Secondo la Coldiretti il giro d'affari del comparto nel 2018 è cresciuto su valori superiori ai 30 miliardi l'anno

ANSA/ CIRO FUSCO

Hanno apparecchiato le tavole in strada e festeggiato con con tutti gli appassionati i pizzaioli napoletani. Lo hanno fatto per celebrare il primo anniversario dell'iscrizione dell'Arte dei Pizzaiuoli napoletani nella lista del patrimonio culturale immateriale dell'umanità dell'Unesco nella storica via Chiaia nel cuore di Napoli vicino all'Antica Pizzeria Brandi, dove secondo tradizione è nata la margherita. Una manifestazione di orgoglio tutto partenopeo che ha coinvolto sin dal primo pomeriggio turisti e cittadini con cori, canti e degustazioni del prodotto simbolo del Made in Italy e della dieta mediterranea. Una occasione per trarre il primo bilancio ad un anno dallo storico risultato che ha contribuito agli effetti positivi che si sono registrati nell'economia e nell'immagine internazionale di Napoli e non solo.

Le stime, riferisce la Coldiretti, parlano di un aumento del 7% delle presenze turistiche in Campania nel 2018 spinto dagli stranieri, con l'aggiunta ai flussi storici di inglesi, americani, tedeschi e francesi, di vacanzieri originari di Paesi quali Cina, Russia e Argentina, particolarmente golosi del tradizione enogastronomica italiana. Il giro d'affari del comparto pizza nel 2018 è cresciuto su valori superiori ai 30 miliardi l'anno, che corrispondono a un fatturato stimato in 15 miliardi. Dopo il riconoscimento Unesco si contano 127mila pizzerie nel 2018 rispetto alle 125.300 censite nel 2015 con la Campania che - precisa la Coldiretti - è la regione che ha il maggior numero di attività inerenti alla pizza, con il 16% sul totale delle pizzerie (e simili).

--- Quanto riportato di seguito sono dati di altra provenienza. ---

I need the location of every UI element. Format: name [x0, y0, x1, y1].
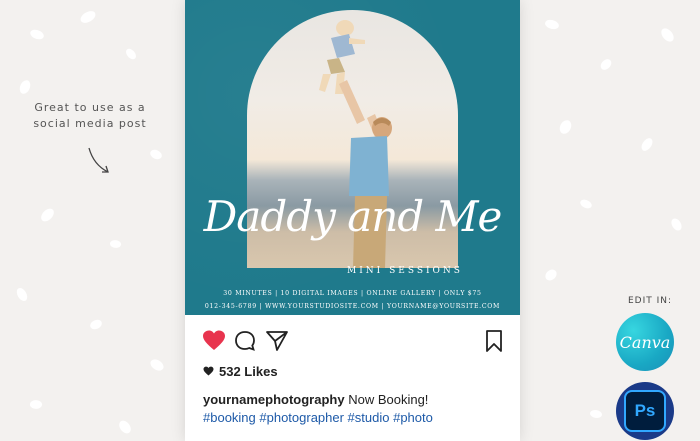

Una crescita che sostiene l'occupazione stimata dalla Coldiretti nel 2018 di 100mila addetti a tempo pieno e a di altrettanti 100mila nel weekend. L'impatto dei circa 5 milioni di pizze sfornate al giorno, secondo la confederazione, si fa sentire anche sulla produzione agroalimentare in termini di ingredienti utilizzati durante tutto l'anno con circa 200 milioni di chili di farina, 225 milioni di chili di mozzarella, 30 milioni di chili di olio di oliva e 260 milioni di chili di salsa di pomodoro che, anche per la spinta del riconoscimento Unesco, è stata tutelata nel 2018 dall'obbligo di indicare l'origine in etichetta, per impedire che vengano spacciati prodotti importati come Made in Italy.